When tabloid and nerdy film blogs (ahem) raced to report that Daniel Craig was finished with the James Bond franchise after Spectre, one piece of evidence that was trotted out to support this theory was Craig's role in Showtime’s upcoming limited series Purity. Surely if Craig was signing onto a ten-episode series set to film in 2017, that had to mean he was all done with 007, yeah?
Not necessarily, at least according to Showtime CEO David Nevins who, for some unfathomable reason, seems perfectly okay with the idea of his new cable series featuring the current James Bond, as opposed to an ex-James Bond. (To be fair, Showtime has been down af with former 007s too, as evidenced by my man T Dalt killing it on the excellent Penny Dreadful.)
Here’s what Nevins said at TCA yesterday, according to Deadline.
“It depends when they do the next James Bond movie, but I don’t think it precludes him is the answer,” Showtime CEO David Nevins said at TCA on Thursday. “This will largely be completed during the course of 2017, depending how long they’re willing to wait and shoot the next Bond. There might be some breaks somewhere, but [production] will be fairly continuous.”
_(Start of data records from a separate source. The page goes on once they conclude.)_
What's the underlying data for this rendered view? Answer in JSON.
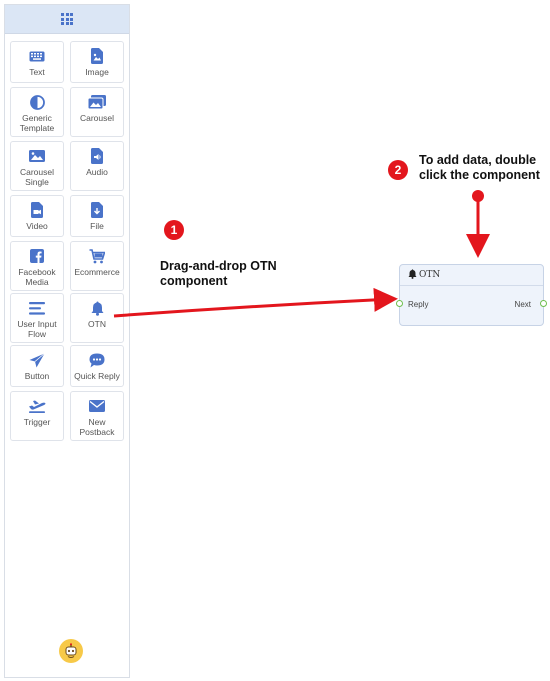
{
  "sidebar": {
    "header_icon": "grid-icon",
    "tiles": [
      {
        "label": "Text",
        "icon": "keyboard-icon"
      },
      {
        "label": "Image",
        "icon": "image-file-icon"
      },
      {
        "label": "Generic\nTemplate",
        "icon": "half-circle-icon"
      },
      {
        "label": "Carousel",
        "icon": "gallery-icon"
      },
      {
        "label": "Carousel\nSingle",
        "icon": "picture-icon"
      },
      {
        "label": "Audio",
        "icon": "audio-file-icon"
      },
      {
        "label": "Video",
        "icon": "video-file-icon"
      },
      {
        "label": "File",
        "icon": "download-file-icon"
      },
      {
        "label": "Facebook\nMedia",
        "icon": "facebook-icon"
      },
      {
        "label": "Ecommerce",
        "icon": "cart-icon"
      },
      {
        "label": "User Input\nFlow",
        "icon": "lines-icon"
      },
      {
        "label": "OTN",
        "icon": "bell-icon"
      },
      {
        "label": "Button",
        "icon": "send-icon"
      },
      {
        "label": "Quick Reply",
        "icon": "chat-icon"
      },
      {
        "label": "Trigger",
        "icon": "plane-icon"
      },
      {
        "label": "New\nPostback",
        "icon": "envelope-icon"
      }
    ],
    "avatar_icon": "bot-avatar-icon"
  },
  "annotations": {
    "step1_number": "1",
    "step1_text": "Drag-and-drop OTN\ncomponent",
    "step2_number": "2",
    "step2_text": "To add data, double\nclick the component"
  },
  "node": {
    "title": "OTN",
    "input_label": "Reply",
    "output_label": "Next"
  },
  "colors": {
    "accent": "#4a73c9",
    "arrow": "#e3161d",
    "port": "#6fbf4e",
    "node_bg": "#eef3fb"
  }
}
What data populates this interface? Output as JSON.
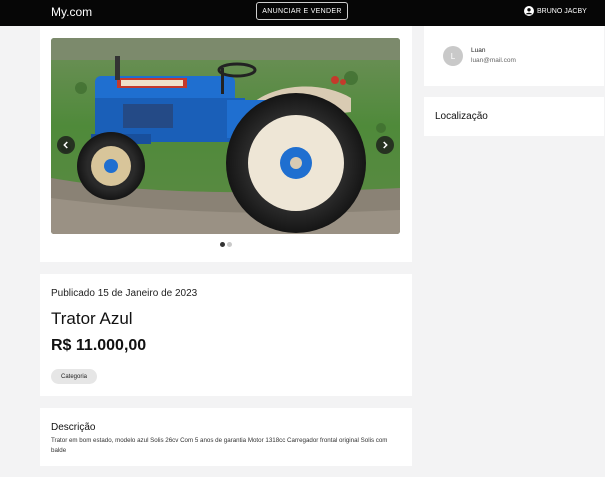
{
  "header": {
    "brand": "My.com",
    "sell_button": "ANUNCIAR E VENDER",
    "user_name": "BRUNO JACBY"
  },
  "gallery": {
    "image_subject": "blue-tractor",
    "slide_count": 2,
    "active_slide": 1
  },
  "listing": {
    "published": "Publicado 15 de Janeiro de 2023",
    "title": "Trator Azul",
    "price": "R$ 11.000,00",
    "category": "Categoria"
  },
  "description": {
    "heading": "Descrição",
    "text": "Trator em bom estado, modelo azul Solis 26cv Com 5 anos de garantia Motor 1318cc Carregador frontal original Solis com balde"
  },
  "seller": {
    "initial": "L",
    "name": "Luan",
    "email": "luan@mail.com"
  },
  "location": {
    "heading": "Localização"
  },
  "colors": {
    "topbar": "#060606",
    "page_bg": "#f3f3f4",
    "tractor_blue": "#1f6fd0",
    "grass": "#4f8a3a"
  }
}
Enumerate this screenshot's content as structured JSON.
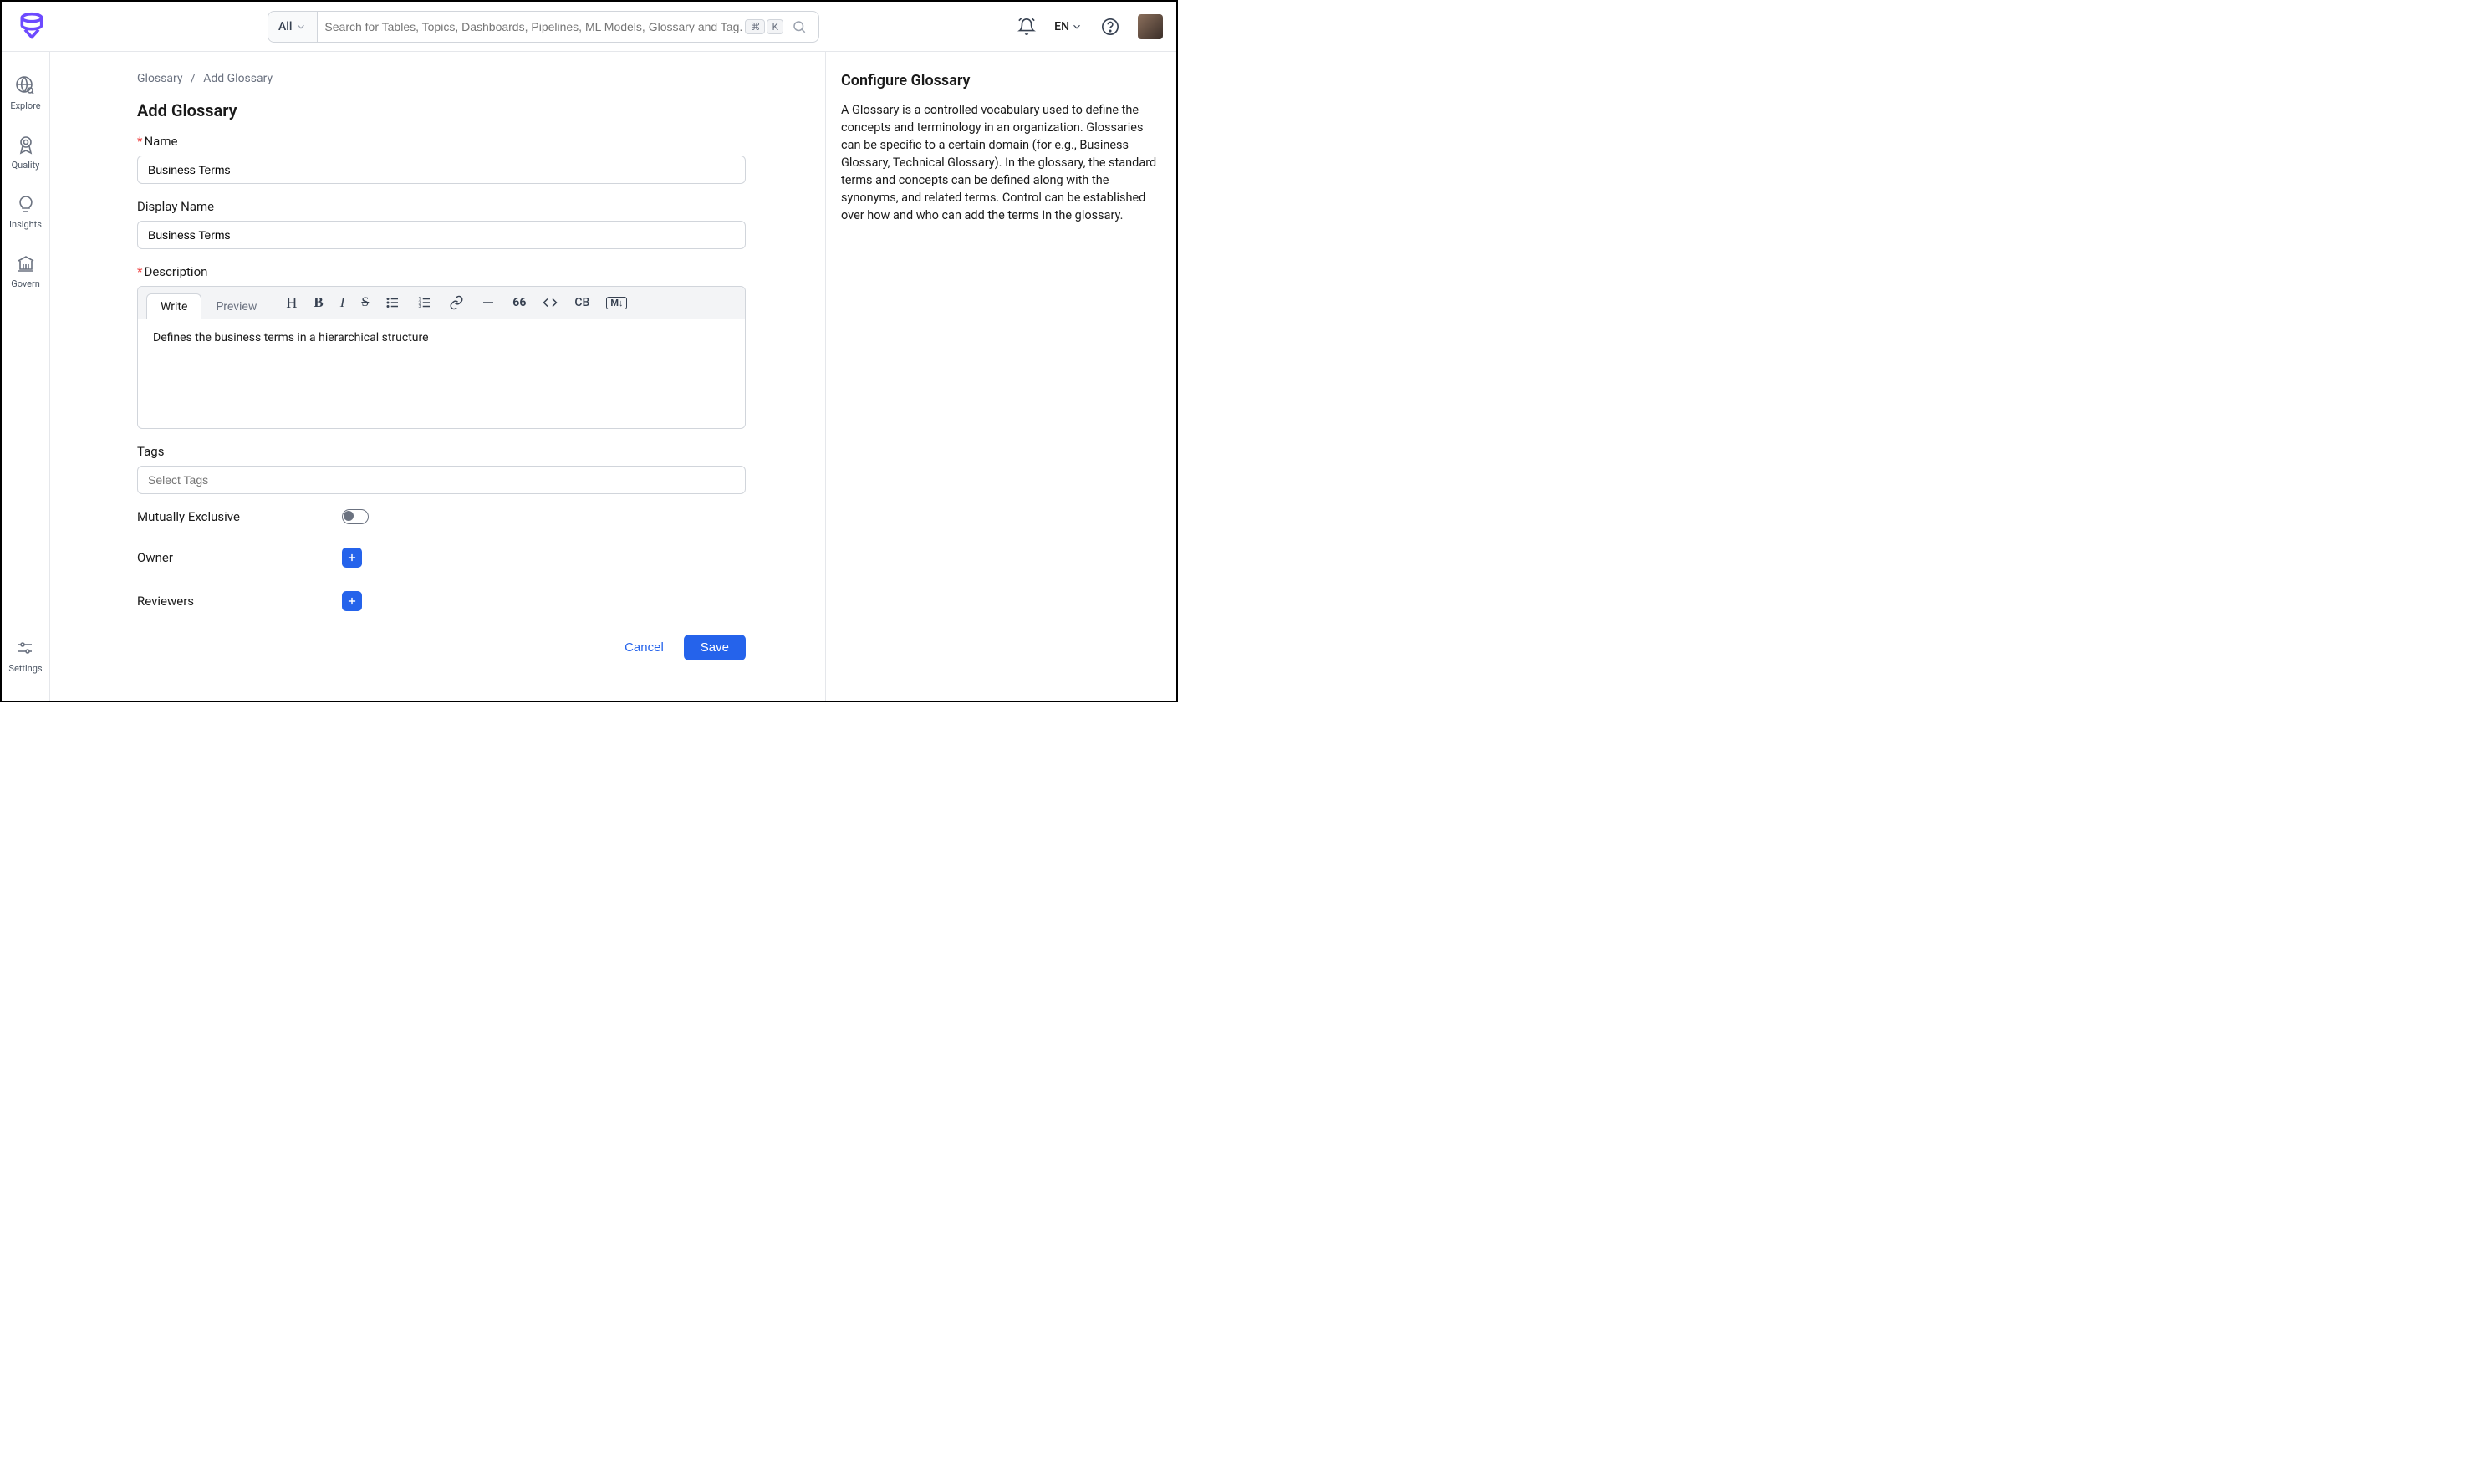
{
  "header": {
    "search_scope": "All",
    "search_placeholder": "Search for Tables, Topics, Dashboards, Pipelines, ML Models, Glossary and Tag...",
    "kbd1": "⌘",
    "kbd2": "K",
    "language": "EN"
  },
  "sidebar": {
    "items": [
      {
        "label": "Explore"
      },
      {
        "label": "Quality"
      },
      {
        "label": "Insights"
      },
      {
        "label": "Govern"
      }
    ],
    "settings_label": "Settings"
  },
  "breadcrumb": {
    "root": "Glossary",
    "sep": "/",
    "current": "Add Glossary"
  },
  "page_title": "Add Glossary",
  "form": {
    "name_label": "Name",
    "name_value": "Business Terms",
    "display_name_label": "Display Name",
    "display_name_value": "Business Terms",
    "description_label": "Description",
    "editor_tabs": {
      "write": "Write",
      "preview": "Preview"
    },
    "description_value": "Defines the business terms in a hierarchical structure",
    "tags_label": "Tags",
    "tags_placeholder": "Select Tags",
    "mutually_exclusive_label": "Mutually Exclusive",
    "owner_label": "Owner",
    "reviewers_label": "Reviewers"
  },
  "toolbar": {
    "quote": "66",
    "codeblock": "CB",
    "markdown": "M↓"
  },
  "actions": {
    "cancel": "Cancel",
    "save": "Save"
  },
  "right_panel": {
    "title": "Configure Glossary",
    "body": "A Glossary is a controlled vocabulary used to define the concepts and terminology in an organization. Glossaries can be specific to a certain domain (for e.g., Business Glossary, Technical Glossary). In the glossary, the standard terms and concepts can be defined along with the synonyms, and related terms. Control can be established over how and who can add the terms in the glossary."
  }
}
Craig returning to the Bond franchise could only help Showtime’s series, so Nevins' comment is no real surprise. But will Eon wait that long? MGM will; they’ve told their shareholders they don’t expect a new Bond film until 2018 or 2019. And there’s some evidence that suggests waiting for Craig might be the smart play.
A new distribution partner has yet to materialize, some six months after producer Michael Wilson’s estimate of "January or February." Suitors are no doubt not going to accept the same deal Sony did (50% of the production costs and 100% of the marketing costs in exchange for 20% of the profits; by most accounts Barbara Broccoli made more on Skyfall than Sony). Sony got a pretty raw deal, and coming up with a Bond 25 that comes in well under Spectre's 250 million dollar budget might help on that front. You can bet that Eon and MGM are fielding offers from just about every studio, but meanwhile the Tom Hiddleston talks seem to have quieted down, and one wonders if there’s a case to be made that Eon and MGM could land a more attractive distribution deal with the returning Craig (whose last two Bond films made a combined 1.98 billion dollars) as bait than with a new, untested face in the dinner jacket.
Anything can happen; we’re rebooting things faster than ever now, and audience impatience for the next new thing is at an all-time high. But is that impatience worth gambling on a new Bond in what would almost have to be a reduced budget? A new guy showing up in a scaled-down 007 adventure worked wonders in 2006, but how would it play in 2018? Are new distribution partners envisioning bigger profits in a scenario in which Daniel Craig - the guy who, whatever your take on his films, reinvigorated the franchise - returns for a “back-to-basics” final entry?